Hate Crimes in Virginia

By David Wright and Ishraq Quasem

One of the harshest things occurring in the modern world are hate crimes. Hate crimes are legally defined as "crimes motivated by racial, sexual, or other prejudice, typically one involving violence." According to a 2012 FBI Report, 20.8% of hate crimes are against sexual orientation. However, the largest hate crime reported in the report was against the race of a person(46.9%). These hate crimes may not be common in Virginia, but they are still present. A recent example of this being from last year in Fairfax County. On July 6th, Tyler Hill was running a  lemonade stand outside of his apartment complex. A man  dressed in a full-body anatomy unitard approached the stand holding a water balloon. After Tyler asked not be hit with the water balloon, the man threw the balloon at him, that turned out to be filled with human urine. He ran off, but not before yelling, "Go back to Africa you n****!" This of course is an outrage, and it doesn't get better. Earlier that year, a black minister in Chesterfield had his house burned down, after having racial slurs painted on it. The most surprising thing about this is that the man who committed this crime was a black male, showing that anyone can commit this type of crime, which has happened across the country, as recently as St. Paul. Now, as police usually take this type of crime seriously, as shown by the gradual drop of hate crimes through out the years with a reported 18% drop between 2008 and 2009, the police are limited to the definition of a hate crime to classify a crime as such, so these statistics could be missing a substantial amount of data.

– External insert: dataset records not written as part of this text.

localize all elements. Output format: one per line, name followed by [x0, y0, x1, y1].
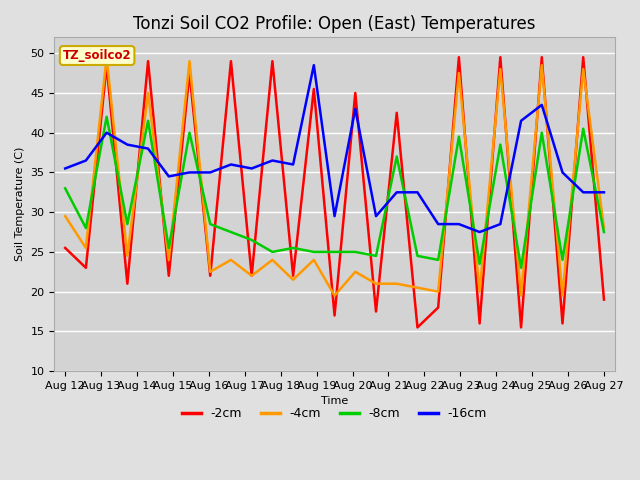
- Text: TZ_soilco2: TZ_soilco2: [63, 49, 131, 62]
- Title: Tonzi Soil CO2 Profile: Open (East) Temperatures: Tonzi Soil CO2 Profile: Open (East) Temp…: [133, 15, 536, 33]
- Y-axis label: Soil Temperature (C): Soil Temperature (C): [15, 147, 25, 262]
- Legend: -2cm, -4cm, -8cm, -16cm: -2cm, -4cm, -8cm, -16cm: [177, 402, 492, 425]
- X-axis label: Time: Time: [321, 396, 348, 407]
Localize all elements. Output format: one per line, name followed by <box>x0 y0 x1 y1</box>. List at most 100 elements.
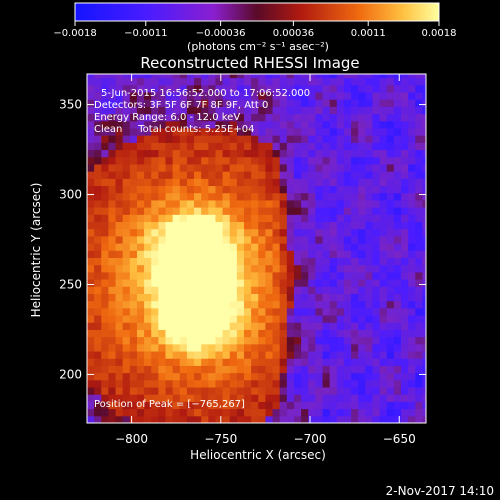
heatmap-cell <box>129 401 138 410</box>
heatmap-cell <box>386 408 395 417</box>
heatmap-cell <box>201 156 209 165</box>
heatmap-cell <box>208 120 216 129</box>
heatmap-cell <box>258 207 266 215</box>
heatmap-cell <box>194 214 202 223</box>
heatmap-cell <box>115 322 124 330</box>
heatmap-cell <box>179 271 188 280</box>
heatmap-cell <box>379 379 388 388</box>
heatmap-cell <box>201 149 209 158</box>
heatmap-cell <box>172 336 181 345</box>
heatmap-cell <box>379 77 388 86</box>
heatmap-cell <box>386 401 395 410</box>
heatmap-cell <box>115 84 124 93</box>
heatmap-cell <box>122 84 131 93</box>
heatmap-cell <box>265 300 274 309</box>
x-tick-label: −750 <box>204 432 237 446</box>
heatmap-cell <box>336 408 345 417</box>
heatmap-cell <box>186 106 195 115</box>
heatmap-cell <box>308 149 316 158</box>
heatmap-cell <box>144 257 152 266</box>
heatmap-cell <box>179 113 188 122</box>
heatmap-cell <box>279 408 288 417</box>
heatmap-cell <box>122 106 131 115</box>
heatmap-cell <box>293 286 302 294</box>
heatmap-cell <box>343 336 352 345</box>
heatmap-cell <box>315 401 324 410</box>
heatmap-cell <box>208 358 216 366</box>
heatmap-cell <box>272 106 281 115</box>
heatmap-cell <box>172 163 181 172</box>
heatmap-cell <box>122 228 131 237</box>
heatmap-cell <box>293 279 302 287</box>
heatmap-cell <box>94 106 102 115</box>
heatmap-cell <box>94 113 102 122</box>
heatmap-cell <box>222 91 231 100</box>
heatmap-cell <box>293 84 302 93</box>
heatmap-cell <box>179 127 188 136</box>
heatmap-cell <box>258 163 266 172</box>
heatmap-cell <box>393 307 402 316</box>
heatmap-cell <box>358 106 366 115</box>
heatmap-cell <box>194 351 202 359</box>
heatmap-cell <box>87 221 95 230</box>
heatmap-cell <box>301 250 309 258</box>
heatmap-cell <box>415 84 423 93</box>
heatmap-cell <box>87 99 95 107</box>
heatmap-cell <box>165 329 174 338</box>
heatmap-cell <box>379 243 388 251</box>
heatmap-cell <box>158 185 167 194</box>
heatmap-cell <box>208 379 216 388</box>
heatmap-cell <box>236 228 245 237</box>
heatmap-cell <box>94 84 102 93</box>
heatmap-cell <box>136 74 145 79</box>
heatmap-cell <box>308 394 316 402</box>
heatmap-cell <box>401 221 409 230</box>
heatmap-cell <box>272 235 281 244</box>
heatmap-cell <box>244 271 252 280</box>
heatmap-cell <box>286 163 295 172</box>
heatmap-cell <box>401 113 409 122</box>
heatmap-cell <box>358 401 366 410</box>
heatmap-cell <box>408 84 416 93</box>
heatmap-cell <box>365 415 373 423</box>
heatmap-cell <box>358 286 366 294</box>
heatmap-cell <box>165 207 174 215</box>
heatmap-cell <box>372 343 381 352</box>
heatmap-cell <box>301 394 309 402</box>
heatmap-cell <box>408 91 416 100</box>
heatmap-cell <box>129 387 138 395</box>
heatmap-cell <box>393 235 402 244</box>
heatmap-cell <box>315 315 324 323</box>
heatmap-cell <box>329 365 338 374</box>
heatmap-cell <box>386 77 395 86</box>
heatmap-cell <box>222 99 231 107</box>
heatmap-cell <box>272 250 281 258</box>
heatmap-cell <box>244 113 252 122</box>
heatmap-cell <box>236 199 245 208</box>
heatmap-cell <box>315 77 324 86</box>
heatmap-cell <box>336 315 345 323</box>
heatmap-cell <box>279 120 288 129</box>
heatmap-cell <box>136 387 145 395</box>
heatmap-cell <box>201 343 209 352</box>
heatmap-cell <box>351 387 359 395</box>
heatmap-cell <box>194 149 202 158</box>
heatmap-cell <box>393 171 402 179</box>
heatmap-cell <box>222 315 231 323</box>
heatmap-cell <box>286 99 295 107</box>
heatmap-cell <box>401 235 409 244</box>
heatmap-cell <box>365 365 373 374</box>
heatmap-cell <box>208 329 216 338</box>
heatmap-cell <box>386 271 395 280</box>
heatmap-cell <box>94 235 102 244</box>
heatmap-cell <box>308 351 316 359</box>
heatmap-cell <box>201 235 209 244</box>
heatmap-cell <box>215 199 224 208</box>
heatmap-cell <box>158 264 167 273</box>
heatmap-cell <box>87 127 95 136</box>
heatmap-cell <box>293 257 302 266</box>
heatmap-cell <box>229 192 238 201</box>
heatmap-cell <box>365 257 373 266</box>
heatmap-cell <box>343 264 352 273</box>
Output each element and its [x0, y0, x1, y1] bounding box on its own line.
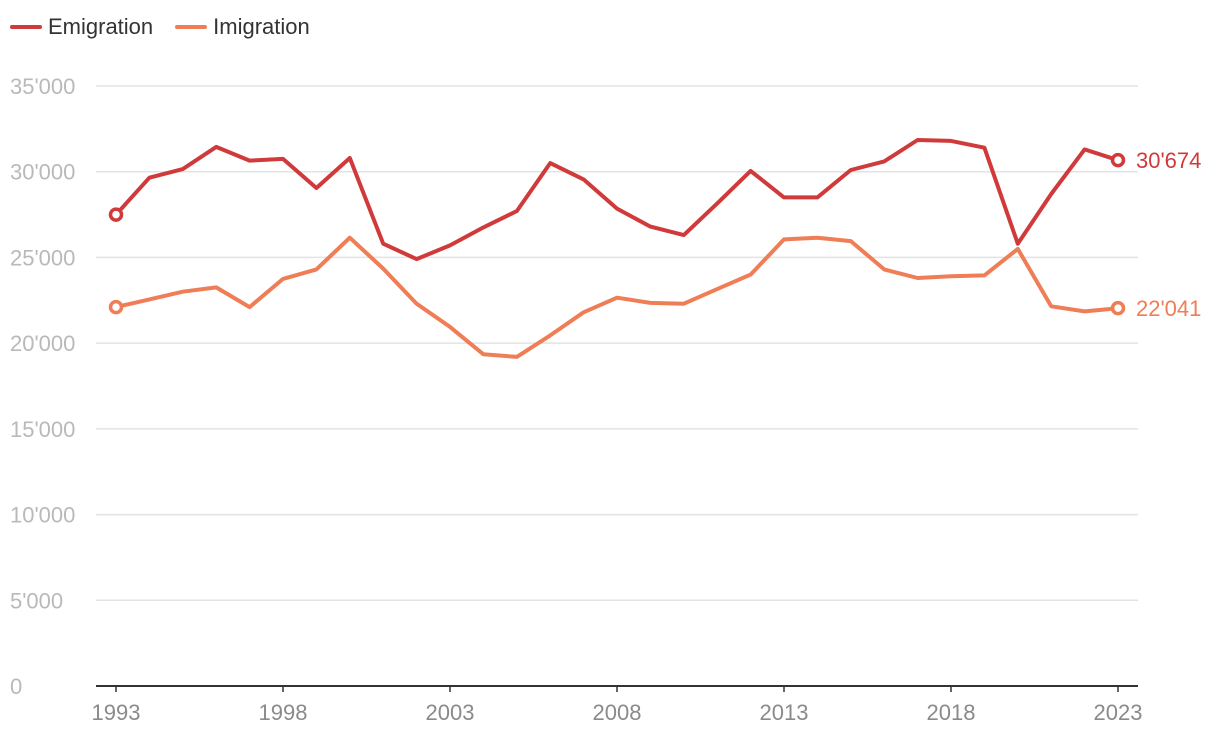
- y-tick-label-5: 25'000: [10, 245, 75, 270]
- y-tick-label-1: 5'000: [10, 588, 63, 613]
- end-value-label-imigration: 22'041: [1136, 296, 1201, 321]
- legend: Emigration Imigration: [10, 14, 310, 40]
- y-tick-label-3: 15'000: [10, 417, 75, 442]
- x-tick-label-2: 2003: [426, 700, 475, 725]
- series-line-imigration: [114, 235, 1120, 359]
- x-tick-label-1: 1998: [259, 700, 308, 725]
- legend-swatch-imigration: [175, 25, 208, 29]
- y-tick-label-0: 0: [10, 674, 22, 699]
- endpoint-marker-emigration-end: [1110, 152, 1126, 168]
- y-tick-label-2: 10'000: [10, 503, 75, 528]
- endpoint-marker-imigration-end: [1110, 300, 1126, 316]
- legend-item-emigration[interactable]: Emigration: [10, 14, 153, 40]
- end-value-label-emigration: 30'674: [1136, 148, 1201, 173]
- endpoint-marker-imigration-start: [108, 299, 124, 315]
- y-tick-label-6: 30'000: [10, 160, 75, 185]
- legend-swatch-emigration: [10, 25, 42, 29]
- x-tick-label-4: 2013: [760, 700, 809, 725]
- x-tick-label-0: 1993: [92, 700, 141, 725]
- legend-label-imigration: Imigration: [213, 14, 310, 39]
- y-tick-label-7: 35'000: [10, 74, 75, 99]
- series-line-emigration: [114, 138, 1120, 262]
- x-tick-label-6: 2023: [1094, 700, 1143, 725]
- x-tick-label-5: 2018: [927, 700, 976, 725]
- y-tick-label-4: 20'000: [10, 331, 75, 356]
- legend-label-emigration: Emigration: [48, 14, 154, 39]
- legend-item-imigration[interactable]: Imigration: [175, 14, 310, 40]
- endpoint-marker-emigration-start: [108, 207, 124, 222]
- x-tick-label-3: 2008: [593, 700, 642, 725]
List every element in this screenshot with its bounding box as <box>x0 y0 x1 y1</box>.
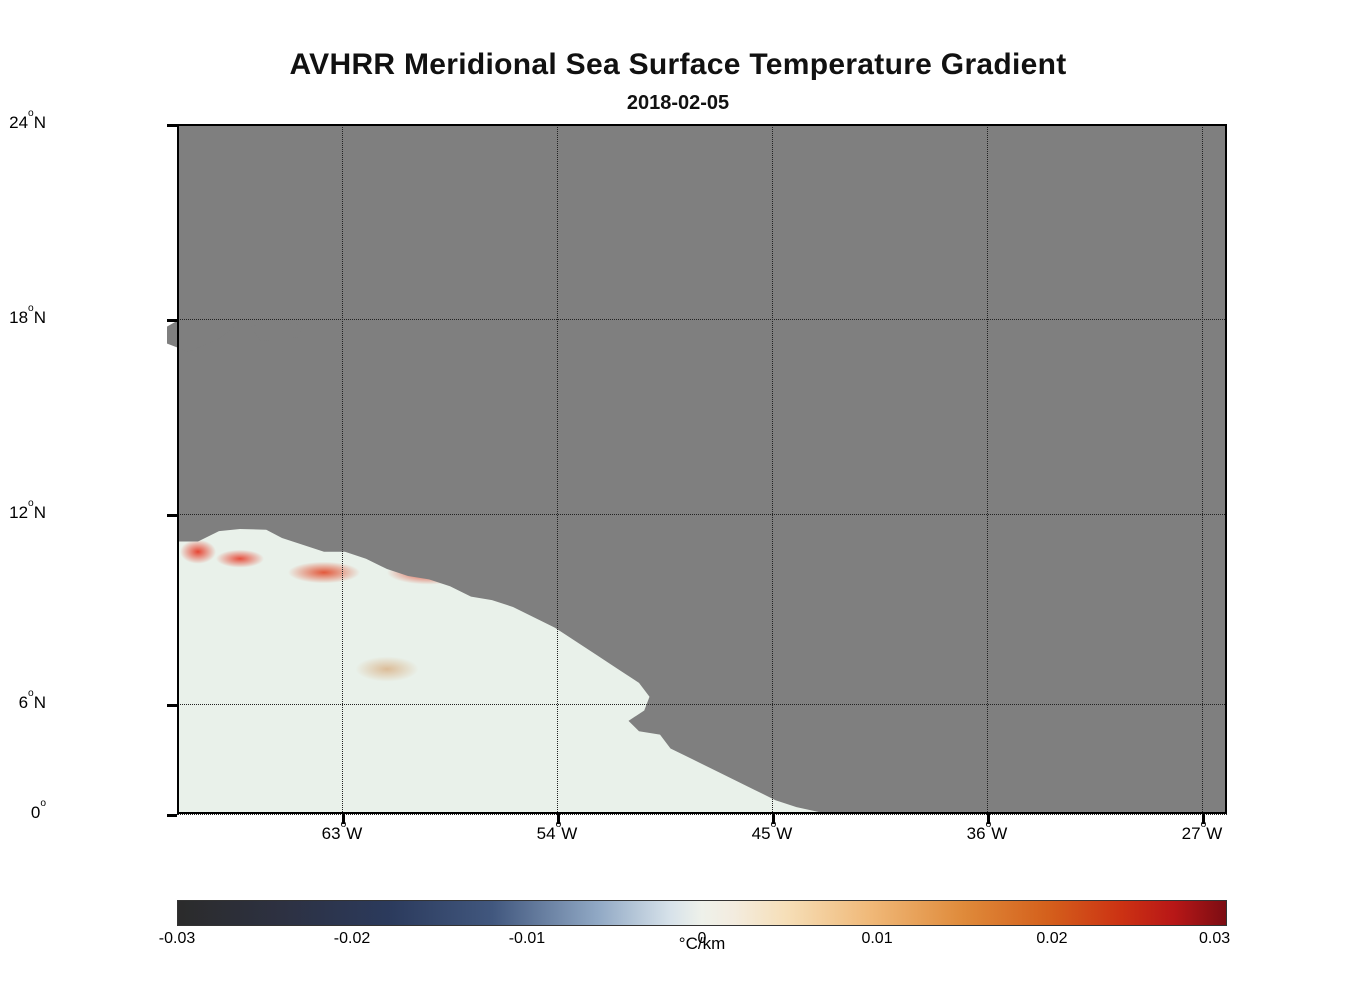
ytick-label-6n: 6oN <box>0 693 46 713</box>
ytick-18n <box>167 319 177 322</box>
xtick-label-63w: 63oW <box>322 824 363 844</box>
ytick-label-18n: 18oN <box>0 308 46 328</box>
ytick-0n <box>167 814 177 817</box>
colorbar-unit-label: °C/km <box>177 934 1227 954</box>
colorbar-container[interactable]: -0.03 -0.02 -0.01 0 0.01 0.02 0.03 °C/km <box>177 900 1227 956</box>
oh-sup: o <box>40 798 46 809</box>
oh-sup: o <box>28 108 34 119</box>
gridline-12n <box>177 514 1227 515</box>
gridline-45w <box>772 124 773 814</box>
sst-gradient-heatmap[interactable] <box>177 124 1227 814</box>
south-america-landmass <box>177 124 1227 814</box>
date-subtitle: 2018-02-05 <box>0 92 1356 115</box>
gridline-63w <box>342 124 343 814</box>
xtick-label-54w: 54oW <box>537 824 578 844</box>
colorbar-gradient[interactable] <box>177 900 1227 926</box>
gridline-24n <box>177 124 1227 125</box>
ytick-24n <box>167 124 177 127</box>
ytick-label-24n: 24oN <box>0 113 46 133</box>
ytick-6n <box>167 704 177 707</box>
ytick-12n <box>167 514 177 517</box>
xtick-label-27w: 27oW <box>1182 824 1223 844</box>
gridline-27w <box>1202 124 1203 814</box>
gridline-18n <box>177 319 1227 320</box>
gridline-6n <box>177 704 1227 705</box>
gridline-0n <box>177 814 1227 815</box>
oh-sup: o <box>28 688 34 699</box>
oh-sup: o <box>771 819 777 830</box>
oh-sup: o <box>986 819 992 830</box>
xtick-label-36w: 36oW <box>967 824 1008 844</box>
oh-sup: o <box>28 498 34 509</box>
page-title: AVHRR Meridional Sea Surface Temperature… <box>0 48 1356 82</box>
gridline-36w <box>987 124 988 814</box>
gridline-54w <box>557 124 558 814</box>
oh-sup: o <box>556 819 562 830</box>
xtick-label-45w: 45oW <box>752 824 793 844</box>
ytick-label-12n: 12oN <box>0 503 46 523</box>
oh-sup: o <box>341 819 347 830</box>
oh-sup: o <box>1201 819 1207 830</box>
oh-sup: o <box>28 303 34 314</box>
ytick-label-0n: 0o <box>0 803 46 823</box>
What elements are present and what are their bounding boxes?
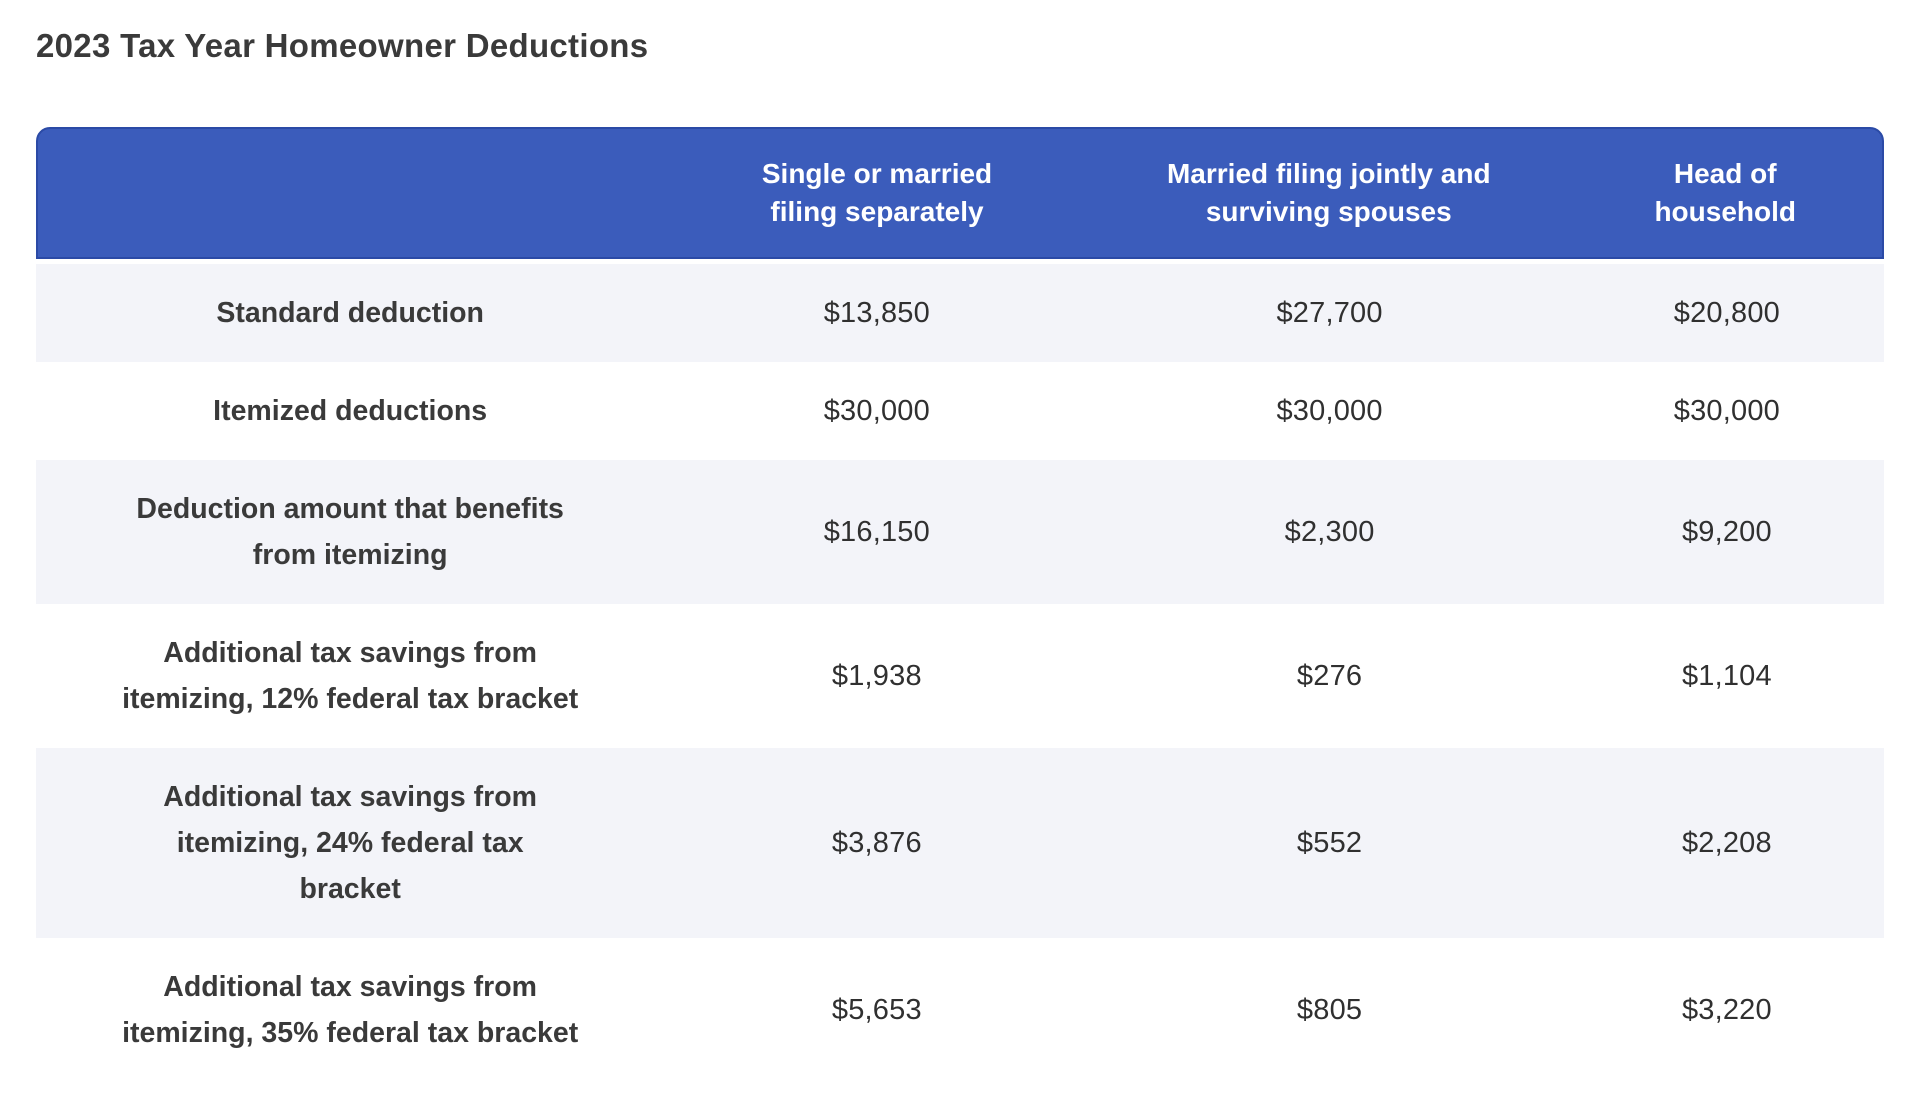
row-value: $3,876 <box>831 827 922 859</box>
header-empty-cell <box>38 129 665 257</box>
header-married-jointly: Married filing jointly and surviving spo… <box>1089 129 1568 257</box>
row-value: $1,104 <box>1681 660 1772 692</box>
row-label: Additional tax savings from itemizing, 2… <box>163 781 538 905</box>
table-row-itemized-deductions: Itemized deductions $30,000 $30,000 $30,… <box>36 362 1884 460</box>
homeowner-deductions-table: Single or married filing separately Marr… <box>36 127 1884 1082</box>
header-single-or-married: Single or married filing separately <box>665 129 1089 257</box>
row-value: $9,200 <box>1681 516 1772 548</box>
row-label: Additional tax savings from itemizing, 3… <box>122 971 579 1049</box>
row-label: Standard deduction <box>216 297 484 329</box>
row-value: $30,000 <box>1673 395 1780 427</box>
row-label: Deduction amount that benefits from item… <box>136 493 564 571</box>
row-value: $276 <box>1296 660 1363 692</box>
row-value: $805 <box>1296 994 1363 1026</box>
row-value: $2,300 <box>1284 516 1375 548</box>
table-header-row: Single or married filing separately Marr… <box>36 127 1884 259</box>
table-row-savings-12-percent: Additional tax savings from itemizing, 1… <box>36 604 1884 748</box>
header-head-of-household: Head of household <box>1569 129 1882 257</box>
table-row-benefit-from-itemizing: Deduction amount that benefits from item… <box>36 460 1884 604</box>
row-value: $3,220 <box>1681 994 1772 1026</box>
row-value: $5,653 <box>831 994 922 1026</box>
table-row-savings-35-percent: Additional tax savings from itemizing, 3… <box>36 938 1884 1082</box>
page-title: 2023 Tax Year Homeowner Deductions <box>36 27 649 64</box>
row-value: $2,208 <box>1681 827 1772 859</box>
row-value: $13,850 <box>823 297 930 329</box>
row-value: $30,000 <box>823 395 930 427</box>
row-value: $27,700 <box>1276 297 1383 329</box>
row-value: $1,938 <box>831 660 922 692</box>
row-value: $30,000 <box>1276 395 1383 427</box>
row-label: Additional tax savings from itemizing, 1… <box>122 637 579 715</box>
table-row-standard-deduction: Standard deduction $13,850 $27,700 $20,8… <box>36 264 1884 362</box>
row-value: $20,800 <box>1673 297 1780 329</box>
header-label: Head of household <box>1654 158 1796 227</box>
header-label: Single or married filing separately <box>761 158 993 227</box>
row-value: $552 <box>1296 827 1363 859</box>
table-row-savings-24-percent: Additional tax savings from itemizing, 2… <box>36 748 1884 938</box>
row-value: $16,150 <box>823 516 930 548</box>
header-label: Married filing jointly and surviving spo… <box>1166 158 1491 227</box>
row-label: Itemized deductions <box>213 395 488 427</box>
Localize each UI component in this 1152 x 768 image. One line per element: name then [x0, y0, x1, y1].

An example of this is the case of a Mosque(a place of Islamic worship) in Manassas, where vandalism and property damage were inflicted, along with vulgar slurs on the building. Due to the lack of evidence to a motivation against Muslims this was not categorized or treated as a hate crime, but the case provoked an investigation. With the amount of these biased crimes, this generation is being exposed to something similar, not nearly as severe however, to the Civil Rights Movement. The exposure of this kind of hate could influence teens to see different cultures and races as pathetic people and attempt to treat them with such hatred.